“What do you mean, 'made?'” Stavros demanded. His rifle drooped and his posture seemed more like a man taking notes in a lecture than a soldier.
“Little ones, mikros, grow, they. Become sophont, even become elite, they. Hid from killer, I. Speak with you now must, I. Survive must, I.”
“Why?” Victoria demanded. “The other sophont and every damned mastigas I encountered down here tried to kill me on sight.”
“Few left, us. Survive want, us. Trapped were.”
“Don't listen to it,” Photeos hissed. “A sophont will tell you anything to get you to let it live.”
Victoria ignored him. “The other sophont said that as soon as it escaped, it was going to kill everyone here.”
“Yes,” the sophont agreed. “Said that, it. Wanted that, it. Do not want that, I. Freedom want, I.”
“Photeos is right. We have more information than we had before, but we still have a mission to carry out. And that,” Pallasophia nodded once in the direction of the sophont, “is still a mastigas.”
“You,” Victoria said, ignoring her as well. “What will you do if we let you go free?”
“Leave, we. Return to ship, we. No kill you, we.” For a moment, its face changed. The three hairless brows pinched together in a look Victoria would have called confusion on a human face. “Not want to return to ship, I, but must. Calls, ship. Call, they. Return must, I.”

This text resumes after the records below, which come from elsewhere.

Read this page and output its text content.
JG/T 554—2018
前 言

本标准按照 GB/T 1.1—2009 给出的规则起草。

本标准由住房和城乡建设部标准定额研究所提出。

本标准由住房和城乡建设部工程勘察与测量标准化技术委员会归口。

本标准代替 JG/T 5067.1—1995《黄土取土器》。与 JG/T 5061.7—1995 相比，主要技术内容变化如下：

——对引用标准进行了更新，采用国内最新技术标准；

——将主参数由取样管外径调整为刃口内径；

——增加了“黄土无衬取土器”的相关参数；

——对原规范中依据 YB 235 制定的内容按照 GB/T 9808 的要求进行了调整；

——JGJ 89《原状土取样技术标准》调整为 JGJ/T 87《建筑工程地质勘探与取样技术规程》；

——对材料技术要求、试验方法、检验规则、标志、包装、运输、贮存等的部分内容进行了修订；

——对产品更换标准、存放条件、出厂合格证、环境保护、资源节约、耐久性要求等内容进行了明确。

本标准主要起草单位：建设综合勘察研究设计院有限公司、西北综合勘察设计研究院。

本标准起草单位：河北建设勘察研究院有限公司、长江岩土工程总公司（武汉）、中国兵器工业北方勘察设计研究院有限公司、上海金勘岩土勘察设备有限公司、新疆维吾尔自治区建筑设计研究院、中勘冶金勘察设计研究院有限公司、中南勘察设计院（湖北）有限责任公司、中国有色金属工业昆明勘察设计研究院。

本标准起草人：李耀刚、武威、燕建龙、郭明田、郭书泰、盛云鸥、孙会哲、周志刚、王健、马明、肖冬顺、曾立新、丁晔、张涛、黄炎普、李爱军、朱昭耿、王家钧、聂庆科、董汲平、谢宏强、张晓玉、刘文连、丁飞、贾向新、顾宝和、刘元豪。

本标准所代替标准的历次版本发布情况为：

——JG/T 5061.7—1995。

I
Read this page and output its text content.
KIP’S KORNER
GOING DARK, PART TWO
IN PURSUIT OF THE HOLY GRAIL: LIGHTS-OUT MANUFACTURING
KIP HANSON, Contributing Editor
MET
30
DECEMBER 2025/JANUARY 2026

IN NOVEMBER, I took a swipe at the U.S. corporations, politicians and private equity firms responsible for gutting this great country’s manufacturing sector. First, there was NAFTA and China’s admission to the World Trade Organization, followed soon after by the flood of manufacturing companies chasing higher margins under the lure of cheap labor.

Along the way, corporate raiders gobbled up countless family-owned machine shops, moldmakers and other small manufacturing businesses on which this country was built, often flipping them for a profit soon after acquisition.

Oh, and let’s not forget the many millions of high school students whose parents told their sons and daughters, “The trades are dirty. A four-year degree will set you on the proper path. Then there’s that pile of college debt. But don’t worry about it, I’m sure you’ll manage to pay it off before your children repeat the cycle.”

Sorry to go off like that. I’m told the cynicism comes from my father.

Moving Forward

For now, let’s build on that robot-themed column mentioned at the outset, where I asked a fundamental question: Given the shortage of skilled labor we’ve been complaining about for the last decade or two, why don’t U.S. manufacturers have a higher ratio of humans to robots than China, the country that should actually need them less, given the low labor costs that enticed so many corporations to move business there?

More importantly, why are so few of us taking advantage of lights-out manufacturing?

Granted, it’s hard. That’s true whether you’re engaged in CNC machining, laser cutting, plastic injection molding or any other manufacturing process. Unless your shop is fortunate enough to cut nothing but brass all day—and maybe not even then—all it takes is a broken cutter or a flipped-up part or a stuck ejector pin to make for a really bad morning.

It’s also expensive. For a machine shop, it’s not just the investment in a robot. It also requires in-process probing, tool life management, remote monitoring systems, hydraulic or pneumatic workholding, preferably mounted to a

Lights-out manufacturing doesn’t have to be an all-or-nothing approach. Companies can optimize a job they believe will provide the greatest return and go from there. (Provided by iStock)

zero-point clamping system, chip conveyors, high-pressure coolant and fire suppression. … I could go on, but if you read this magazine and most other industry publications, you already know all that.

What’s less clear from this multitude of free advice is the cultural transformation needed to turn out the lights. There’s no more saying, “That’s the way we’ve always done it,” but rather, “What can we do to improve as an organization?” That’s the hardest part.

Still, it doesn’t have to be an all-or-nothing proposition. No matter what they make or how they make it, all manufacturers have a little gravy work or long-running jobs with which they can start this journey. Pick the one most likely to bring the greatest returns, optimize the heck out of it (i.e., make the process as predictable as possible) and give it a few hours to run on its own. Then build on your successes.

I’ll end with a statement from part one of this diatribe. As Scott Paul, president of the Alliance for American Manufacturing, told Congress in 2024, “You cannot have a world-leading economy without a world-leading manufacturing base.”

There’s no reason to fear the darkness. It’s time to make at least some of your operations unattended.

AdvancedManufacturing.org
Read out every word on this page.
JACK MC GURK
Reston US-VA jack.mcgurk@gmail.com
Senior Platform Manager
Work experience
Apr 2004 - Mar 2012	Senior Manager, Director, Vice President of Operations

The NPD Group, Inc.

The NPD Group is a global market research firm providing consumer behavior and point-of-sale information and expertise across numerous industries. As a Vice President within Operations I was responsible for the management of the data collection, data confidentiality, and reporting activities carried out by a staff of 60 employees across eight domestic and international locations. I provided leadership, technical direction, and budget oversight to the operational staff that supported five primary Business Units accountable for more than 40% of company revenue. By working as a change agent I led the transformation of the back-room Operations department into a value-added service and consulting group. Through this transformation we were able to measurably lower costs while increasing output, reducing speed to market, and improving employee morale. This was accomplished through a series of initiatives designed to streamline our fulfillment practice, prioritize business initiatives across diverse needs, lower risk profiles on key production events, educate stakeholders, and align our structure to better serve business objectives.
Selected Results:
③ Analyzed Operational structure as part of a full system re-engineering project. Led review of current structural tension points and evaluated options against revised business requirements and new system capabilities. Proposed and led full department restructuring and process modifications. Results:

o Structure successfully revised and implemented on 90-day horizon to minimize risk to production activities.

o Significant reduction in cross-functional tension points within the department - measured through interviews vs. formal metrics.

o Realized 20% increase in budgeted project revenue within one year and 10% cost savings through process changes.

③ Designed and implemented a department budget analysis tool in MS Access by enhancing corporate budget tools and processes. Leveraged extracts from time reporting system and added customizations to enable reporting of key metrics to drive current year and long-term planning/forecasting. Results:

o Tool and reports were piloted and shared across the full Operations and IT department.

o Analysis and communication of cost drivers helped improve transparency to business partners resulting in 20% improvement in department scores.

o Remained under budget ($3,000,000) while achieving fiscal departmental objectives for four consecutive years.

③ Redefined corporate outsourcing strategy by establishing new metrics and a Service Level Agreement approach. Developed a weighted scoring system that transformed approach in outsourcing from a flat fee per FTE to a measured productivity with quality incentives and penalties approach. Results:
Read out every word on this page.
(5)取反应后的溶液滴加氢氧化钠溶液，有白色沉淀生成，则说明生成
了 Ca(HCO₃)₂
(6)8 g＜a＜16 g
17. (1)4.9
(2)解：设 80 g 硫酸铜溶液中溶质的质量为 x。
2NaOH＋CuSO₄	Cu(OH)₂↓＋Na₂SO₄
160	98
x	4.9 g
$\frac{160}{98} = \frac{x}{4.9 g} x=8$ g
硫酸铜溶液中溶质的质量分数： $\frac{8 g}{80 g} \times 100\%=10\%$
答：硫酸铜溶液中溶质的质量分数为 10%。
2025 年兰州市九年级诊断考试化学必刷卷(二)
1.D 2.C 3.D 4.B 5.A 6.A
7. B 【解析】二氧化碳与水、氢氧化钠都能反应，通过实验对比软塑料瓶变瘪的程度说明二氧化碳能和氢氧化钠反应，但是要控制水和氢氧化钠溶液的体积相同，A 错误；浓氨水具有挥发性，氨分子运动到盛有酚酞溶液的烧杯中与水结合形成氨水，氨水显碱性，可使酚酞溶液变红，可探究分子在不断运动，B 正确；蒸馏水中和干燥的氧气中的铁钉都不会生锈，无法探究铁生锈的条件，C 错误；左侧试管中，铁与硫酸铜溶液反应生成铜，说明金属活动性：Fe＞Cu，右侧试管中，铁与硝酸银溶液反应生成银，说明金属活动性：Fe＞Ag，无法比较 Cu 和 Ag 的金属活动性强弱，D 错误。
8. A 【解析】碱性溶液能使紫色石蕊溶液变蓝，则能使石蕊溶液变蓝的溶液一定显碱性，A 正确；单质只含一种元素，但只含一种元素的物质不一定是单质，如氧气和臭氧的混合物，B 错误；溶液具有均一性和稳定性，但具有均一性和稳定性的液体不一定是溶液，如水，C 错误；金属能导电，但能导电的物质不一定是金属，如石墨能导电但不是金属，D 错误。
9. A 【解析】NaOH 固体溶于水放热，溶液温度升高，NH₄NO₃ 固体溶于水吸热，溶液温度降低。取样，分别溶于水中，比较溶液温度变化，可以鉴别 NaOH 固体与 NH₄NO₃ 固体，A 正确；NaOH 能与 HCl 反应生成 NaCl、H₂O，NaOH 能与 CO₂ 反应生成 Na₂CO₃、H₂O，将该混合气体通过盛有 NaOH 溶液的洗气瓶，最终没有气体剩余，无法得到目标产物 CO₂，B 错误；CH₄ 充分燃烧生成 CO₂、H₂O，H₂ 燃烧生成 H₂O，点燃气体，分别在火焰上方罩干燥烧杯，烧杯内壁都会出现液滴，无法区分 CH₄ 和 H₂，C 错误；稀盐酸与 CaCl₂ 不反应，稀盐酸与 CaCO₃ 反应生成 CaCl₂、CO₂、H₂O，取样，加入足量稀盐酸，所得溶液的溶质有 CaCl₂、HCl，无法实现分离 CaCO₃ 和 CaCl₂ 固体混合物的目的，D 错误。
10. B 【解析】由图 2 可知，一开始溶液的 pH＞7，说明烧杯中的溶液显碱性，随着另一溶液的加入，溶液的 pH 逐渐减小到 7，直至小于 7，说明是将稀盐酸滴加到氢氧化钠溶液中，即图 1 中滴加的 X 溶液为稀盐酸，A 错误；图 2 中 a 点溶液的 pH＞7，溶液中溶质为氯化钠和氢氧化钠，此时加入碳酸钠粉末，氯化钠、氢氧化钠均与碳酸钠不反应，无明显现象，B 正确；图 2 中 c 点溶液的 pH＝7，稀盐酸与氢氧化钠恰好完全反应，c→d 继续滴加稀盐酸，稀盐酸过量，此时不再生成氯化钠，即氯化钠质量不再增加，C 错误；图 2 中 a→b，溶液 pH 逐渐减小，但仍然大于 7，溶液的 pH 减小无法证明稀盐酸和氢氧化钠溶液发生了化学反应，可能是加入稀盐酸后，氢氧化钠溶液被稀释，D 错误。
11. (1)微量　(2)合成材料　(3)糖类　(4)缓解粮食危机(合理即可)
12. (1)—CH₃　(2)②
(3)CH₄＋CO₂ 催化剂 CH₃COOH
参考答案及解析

“Ship?” Victoria whispered, turning her head slightly toward Pallasophia.
“There's a huge ship sitting somewhere at the edges of the binary where they keep coming from. We've found it, but haven't been able to do anything about it. If this thing leaves here, it will take information about Project Titan with it,” Photeos replied.
Victoria nodded. “One more question.”
“Alright.”
To the sophont, she demanded, “why do you kill us?”
The sophont made a face of disgust. The reaction looked immediate, involuntary, as though the very conception of humanity revolted it. It seemed to be choosing its words carefully, as though struggling against powerful emotions. “Hate, we. Understand not, I, but hate, we. Kill must. Speak of revenge, gigas.”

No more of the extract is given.